The recent renovation of the Emergency Department(ED) at SVHS in Darlinghurst, connects ED, Psychiatric and Drug and Alcohol services to better manage and treat the complexity of patients presenting to ED. With a heavy focus on prioritising safety measures, the rooms have been designed in a minimalist way, with stark white walls and weighted “no-throw” furniture.
Staff approached the Director of Mission and Inclusive Health and the art curator in the hope artworks could be added to create a more welcoming environment. Traditional artworks were not possible due to the potential to be weaponised and difficult to clean, so decals were suggested as a means to add imagery while meeting clinical and risk restrictions.
It was decided to use plant imagery on the decals after reviewing the research on the inclusion of biophilia in the health setting. This research conclusively shows the benefits, but clinical and practical requirements do not often allow the incorporation of plants in hospital spaces.

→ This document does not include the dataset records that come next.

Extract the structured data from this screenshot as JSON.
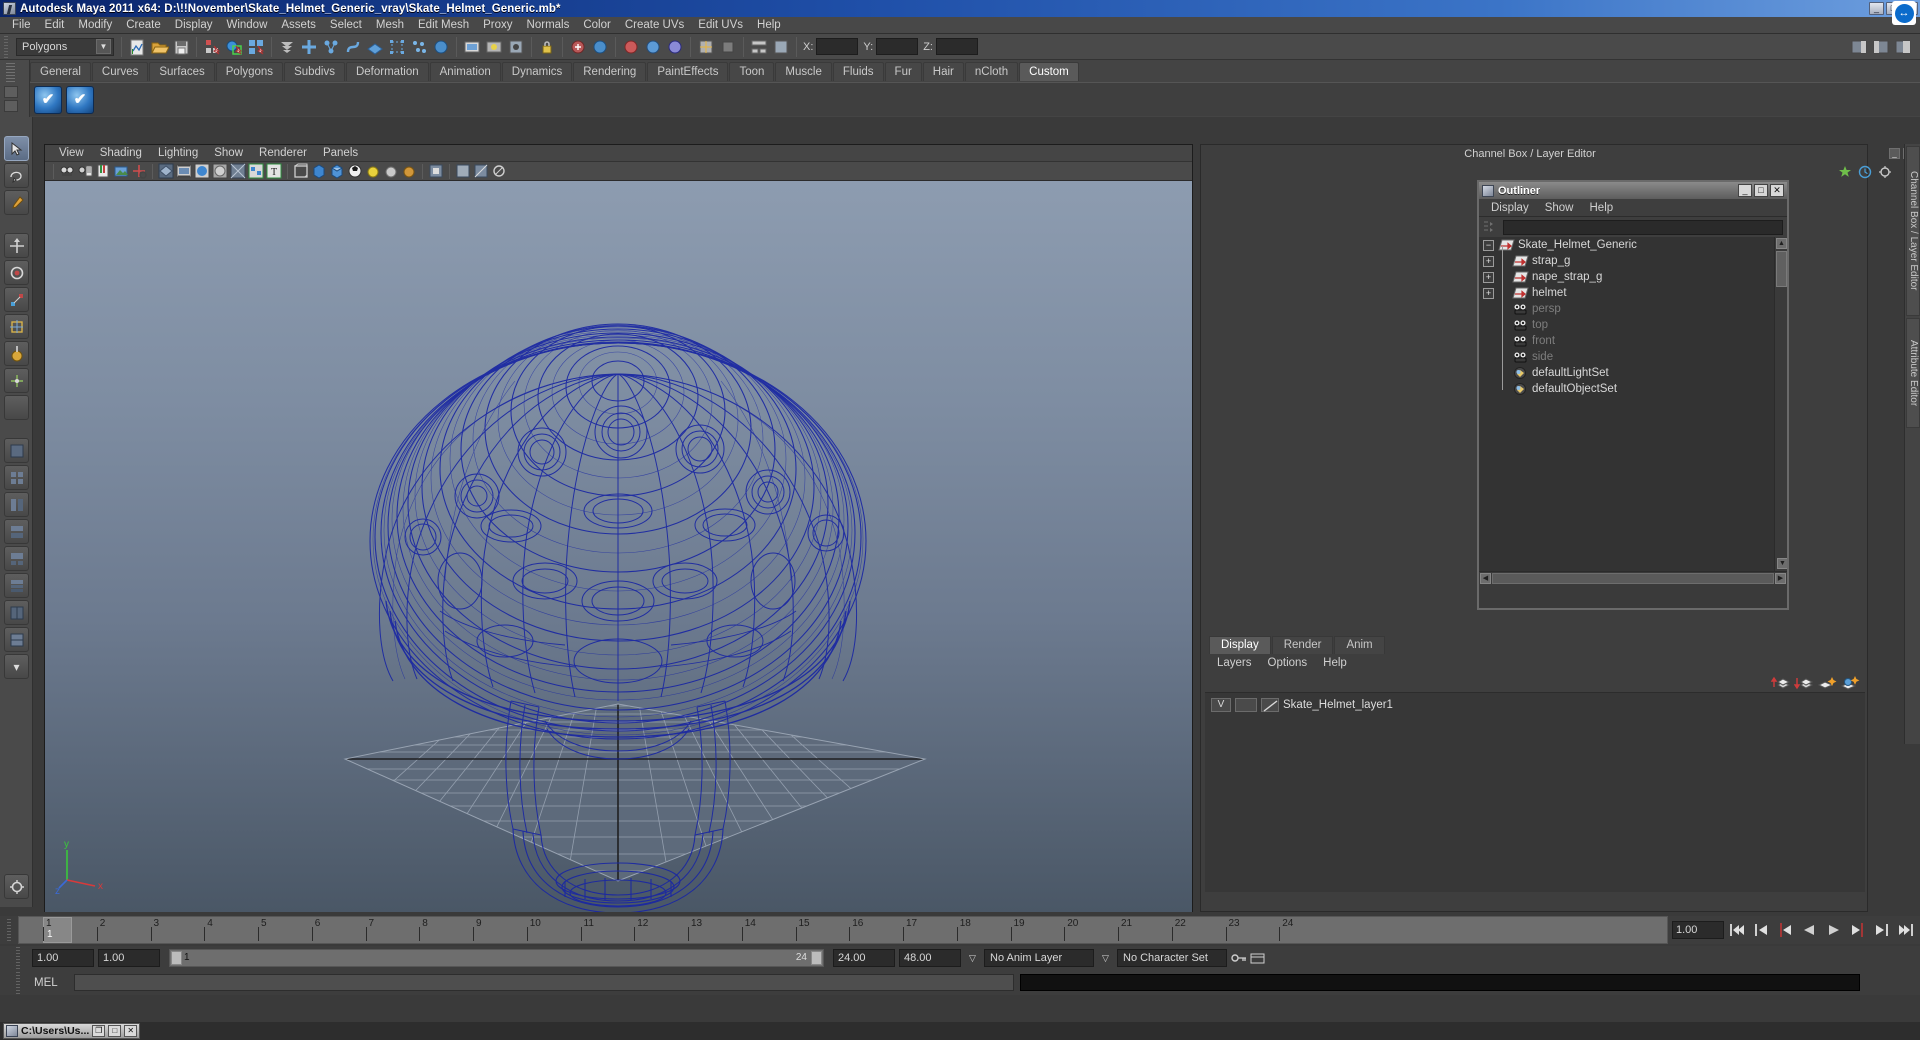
{
  "window": {
    "title": "Autodesk Maya 2011 x64: D:\\!!November\\Skate_Helmet_Generic_vray\\Skate_Helmet_Generic.mb*",
    "min_label": "_",
    "max_label": "□",
    "close_label": "✕"
  },
  "menubar": {
    "items": [
      "File",
      "Edit",
      "Modify",
      "Create",
      "Display",
      "Window",
      "Assets",
      "Select",
      "Mesh",
      "Edit Mesh",
      "Proxy",
      "Normals",
      "Color",
      "Create UVs",
      "Edit UVs",
      "Help"
    ]
  },
  "statusline": {
    "selection_mode": "Polygons",
    "x_label": "X:",
    "y_label": "Y:",
    "z_label": "Z:",
    "x_value": "",
    "y_value": "",
    "z_value": ""
  },
  "shelf": {
    "tabs": [
      "General",
      "Curves",
      "Surfaces",
      "Polygons",
      "Subdivs",
      "Deformation",
      "Animation",
      "Dynamics",
      "Rendering",
      "PaintEffects",
      "Toon",
      "Muscle",
      "Fluids",
      "Fur",
      "Hair",
      "nCloth",
      "Custom"
    ],
    "active_tab": "Custom",
    "buttons": [
      "check-blue-1",
      "check-blue-2"
    ]
  },
  "viewport": {
    "menus": [
      "View",
      "Shading",
      "Lighting",
      "Show",
      "Renderer",
      "Panels"
    ],
    "axis": {
      "x": "x",
      "y": "y",
      "z": "z"
    },
    "background_top": "#8d9cb0",
    "background_bottom": "#4c5968",
    "wireframe_color": "#1b2b9e",
    "model_name": "Skate_Helmet_Generic"
  },
  "channelbox": {
    "title": "Channel Box / Layer Editor",
    "vertical_tabs": [
      "Channel Box / Layer Editor",
      "Attribute Editor"
    ]
  },
  "outliner": {
    "title": "Outliner",
    "menus": [
      "Display",
      "Show",
      "Help"
    ],
    "search_value": "",
    "search_placeholder": "",
    "items": [
      {
        "label": "Skate_Helmet_Generic",
        "expander": "−",
        "icon": "transform-icon",
        "depth": 0,
        "dim": false
      },
      {
        "label": "strap_g",
        "expander": "+",
        "icon": "transform-icon",
        "depth": 1,
        "dim": false
      },
      {
        "label": "nape_strap_g",
        "expander": "+",
        "icon": "transform-icon",
        "depth": 1,
        "dim": false
      },
      {
        "label": "helmet",
        "expander": "+",
        "icon": "transform-icon",
        "depth": 1,
        "dim": false
      },
      {
        "label": "persp",
        "expander": "",
        "icon": "camera-icon",
        "depth": 1,
        "dim": true
      },
      {
        "label": "top",
        "expander": "",
        "icon": "camera-icon",
        "depth": 1,
        "dim": true
      },
      {
        "label": "front",
        "expander": "",
        "icon": "camera-icon",
        "depth": 1,
        "dim": true
      },
      {
        "label": "side",
        "expander": "",
        "icon": "camera-icon",
        "depth": 1,
        "dim": true
      },
      {
        "label": "defaultLightSet",
        "expander": "",
        "icon": "set-icon",
        "depth": 1,
        "dim": false
      },
      {
        "label": "defaultObjectSet",
        "expander": "",
        "icon": "set-icon",
        "depth": 1,
        "dim": false
      }
    ],
    "window_buttons": [
      "_",
      "□",
      "✕"
    ]
  },
  "layer_editor": {
    "tabs": [
      "Display",
      "Render",
      "Anim"
    ],
    "active_tab": "Display",
    "menus": [
      "Layers",
      "Options",
      "Help"
    ],
    "toolbar_icons": [
      "move-layer-up-icon",
      "move-layer-down-icon",
      "new-layer-icon",
      "new-layer-from-selected-icon"
    ],
    "layers": [
      {
        "visibility": "V",
        "playback": "",
        "name": "Skate_Helmet_layer1"
      }
    ]
  },
  "timeslider": {
    "current_frame": "1",
    "ticks": [
      "1",
      "2",
      "3",
      "4",
      "5",
      "6",
      "7",
      "8",
      "9",
      "10",
      "11",
      "12",
      "13",
      "14",
      "15",
      "16",
      "17",
      "18",
      "19",
      "20",
      "21",
      "22",
      "23",
      "24"
    ],
    "playback_speed": "1.00",
    "transport_buttons": [
      "go-to-start-icon",
      "step-back-key-icon",
      "step-back-frame-icon",
      "play-backwards-icon",
      "play-forwards-icon",
      "step-forward-frame-icon",
      "step-forward-key-icon",
      "go-to-end-icon"
    ]
  },
  "rangeslider": {
    "anim_start": "1.00",
    "range_start": "1.00",
    "range_bar_start": "1",
    "range_bar_end": "24",
    "range_end": "24.00",
    "anim_end": "48.00",
    "anim_layer": "No Anim Layer",
    "character_set": "No Character Set"
  },
  "commandline": {
    "label": "MEL",
    "input_value": "",
    "output_value": ""
  },
  "taskbar": {
    "items": [
      {
        "label": "C:\\Users\\Us...",
        "buttons": [
          "❐",
          "□",
          "✕"
        ]
      }
    ],
    "tray_icon": "teamviewer-icon"
  }
}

The art curator invited artist Jen McLennan and staff from the newly built Psychiatric and Emergency Care Centre (PECC) to undertake a co design session to determine plant type, colour palette, tone, size and inclusion of fauna. The workshop, designed in part by an engagement design specialist, encouraged participants to link emotive experiences to plant types and colour palettes. The process led to the project focusing on Australian native flora with a blue toned colour palette of leafy plants for the psychiatric areas, while colourful elements including flowers, native birds and butterflies could be used in other spaces.
27 individual plants, bird and butterfly images were painted, scanned and printed on clear vinyl, which can be installed as individual pieces or combined to create a natural scene. The project to date has been installed in PECC Safe Assessment Space and interview rooms, Outpatients transfusion rooms, Immunology Outpatients examination rooms, podiatry rooms, St Joseph’s Auburn waiting room and the mobile clinic van. As more spaces within the health network utilise the images created from this project, and patients and staff have had time to register the effects and impact of the work, an evaluation survey will be implemented. This will aim to better measure the potential wellbeing outcomes from the incorporation of biophilic imagery that meets risk and clinical requirements.